Using poorer distilled alcohol will leave remnants from the fermented base, whether that’s corn or sugar or another plant. Sloppy distilling can also leave behind toxic chemicals like methanol, though unrelated to the foul smell.

“Methanol has just one less carbon (than ethanol), but it becomes toxic,” Abel-Santos said. “When it’s metabolized by the liver, it becomes formaldehyde.”

Ingesting danger

The greatest danger of methanol-based hand sanitizer comes from ingesting it, Abel-Santos said. Consuming hand sanitizer with ethanol would make you sick, but ingesting methanol can actually blind or kill you.

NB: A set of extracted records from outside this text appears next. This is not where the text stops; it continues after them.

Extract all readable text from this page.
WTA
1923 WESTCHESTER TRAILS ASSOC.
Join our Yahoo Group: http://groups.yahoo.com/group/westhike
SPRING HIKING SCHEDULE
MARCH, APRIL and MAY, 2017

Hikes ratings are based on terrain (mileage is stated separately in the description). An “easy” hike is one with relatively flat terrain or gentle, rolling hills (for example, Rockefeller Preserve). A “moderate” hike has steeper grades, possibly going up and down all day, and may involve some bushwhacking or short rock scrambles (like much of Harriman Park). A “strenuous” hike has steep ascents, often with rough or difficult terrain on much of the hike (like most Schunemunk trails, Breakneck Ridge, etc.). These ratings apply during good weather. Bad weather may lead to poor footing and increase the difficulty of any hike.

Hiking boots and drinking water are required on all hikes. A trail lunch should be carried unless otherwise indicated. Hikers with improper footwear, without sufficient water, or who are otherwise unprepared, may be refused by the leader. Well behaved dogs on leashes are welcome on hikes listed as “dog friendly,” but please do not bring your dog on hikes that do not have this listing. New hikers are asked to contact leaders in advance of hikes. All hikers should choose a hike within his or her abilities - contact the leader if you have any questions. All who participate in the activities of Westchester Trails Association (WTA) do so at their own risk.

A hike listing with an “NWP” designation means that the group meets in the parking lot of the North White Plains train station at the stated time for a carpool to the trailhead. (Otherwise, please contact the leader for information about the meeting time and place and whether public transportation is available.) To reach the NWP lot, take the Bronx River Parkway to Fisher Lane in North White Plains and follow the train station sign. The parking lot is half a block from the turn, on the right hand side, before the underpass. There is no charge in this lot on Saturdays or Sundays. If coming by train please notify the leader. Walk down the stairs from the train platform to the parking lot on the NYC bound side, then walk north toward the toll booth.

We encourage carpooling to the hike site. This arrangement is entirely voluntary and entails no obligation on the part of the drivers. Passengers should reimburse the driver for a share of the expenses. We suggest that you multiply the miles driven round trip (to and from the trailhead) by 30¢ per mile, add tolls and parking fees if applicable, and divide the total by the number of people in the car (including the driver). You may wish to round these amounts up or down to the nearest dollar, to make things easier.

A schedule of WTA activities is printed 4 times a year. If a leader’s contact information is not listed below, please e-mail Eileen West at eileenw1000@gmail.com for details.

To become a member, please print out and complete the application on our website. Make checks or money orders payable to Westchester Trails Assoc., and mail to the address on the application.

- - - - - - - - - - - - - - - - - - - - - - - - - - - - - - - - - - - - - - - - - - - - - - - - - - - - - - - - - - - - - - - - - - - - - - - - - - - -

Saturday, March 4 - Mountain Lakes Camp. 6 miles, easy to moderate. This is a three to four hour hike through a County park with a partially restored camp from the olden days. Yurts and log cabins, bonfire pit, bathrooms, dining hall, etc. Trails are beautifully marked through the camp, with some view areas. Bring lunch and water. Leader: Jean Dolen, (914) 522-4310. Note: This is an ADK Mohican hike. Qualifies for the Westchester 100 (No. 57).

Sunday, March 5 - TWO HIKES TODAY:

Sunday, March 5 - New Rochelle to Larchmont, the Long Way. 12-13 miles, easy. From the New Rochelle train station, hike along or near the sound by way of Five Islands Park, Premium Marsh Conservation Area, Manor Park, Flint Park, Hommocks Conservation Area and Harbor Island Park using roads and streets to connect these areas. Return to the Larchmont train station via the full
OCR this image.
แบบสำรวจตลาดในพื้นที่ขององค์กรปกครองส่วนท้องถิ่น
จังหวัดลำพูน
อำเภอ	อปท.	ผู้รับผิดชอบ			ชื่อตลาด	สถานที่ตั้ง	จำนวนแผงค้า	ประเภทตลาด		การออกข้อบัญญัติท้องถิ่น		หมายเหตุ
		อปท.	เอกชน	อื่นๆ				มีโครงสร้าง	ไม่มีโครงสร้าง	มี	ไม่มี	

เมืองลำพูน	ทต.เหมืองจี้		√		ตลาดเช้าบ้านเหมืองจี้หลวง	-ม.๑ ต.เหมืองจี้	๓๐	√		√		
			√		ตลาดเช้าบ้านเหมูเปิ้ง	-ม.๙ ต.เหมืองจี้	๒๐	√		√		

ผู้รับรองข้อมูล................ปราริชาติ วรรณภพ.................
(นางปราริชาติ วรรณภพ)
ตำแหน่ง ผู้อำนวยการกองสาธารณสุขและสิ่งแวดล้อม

Sanitizer made in distilleries like the Mob Museum’s does not pose a great risk of methanol contamination, because most methanol is separated out early in the distillation process.

There may be some traces of methanol in its sanitizer, but the amount is well below FDA guidelines, according to Desiree Webb, a representative from the museum.

“Any hand sanitizer, including ours, would be dangerous if consumed,” Webb said in an email. “This is why denaturing ingredients are so important and why parents need to supervise their children’s use.”

Consumers won’t find methanol as an ingredient on the back of the bottle, but as long as the brands on the FDA’s list are avoided, hand sanitizer is still safe when used properly.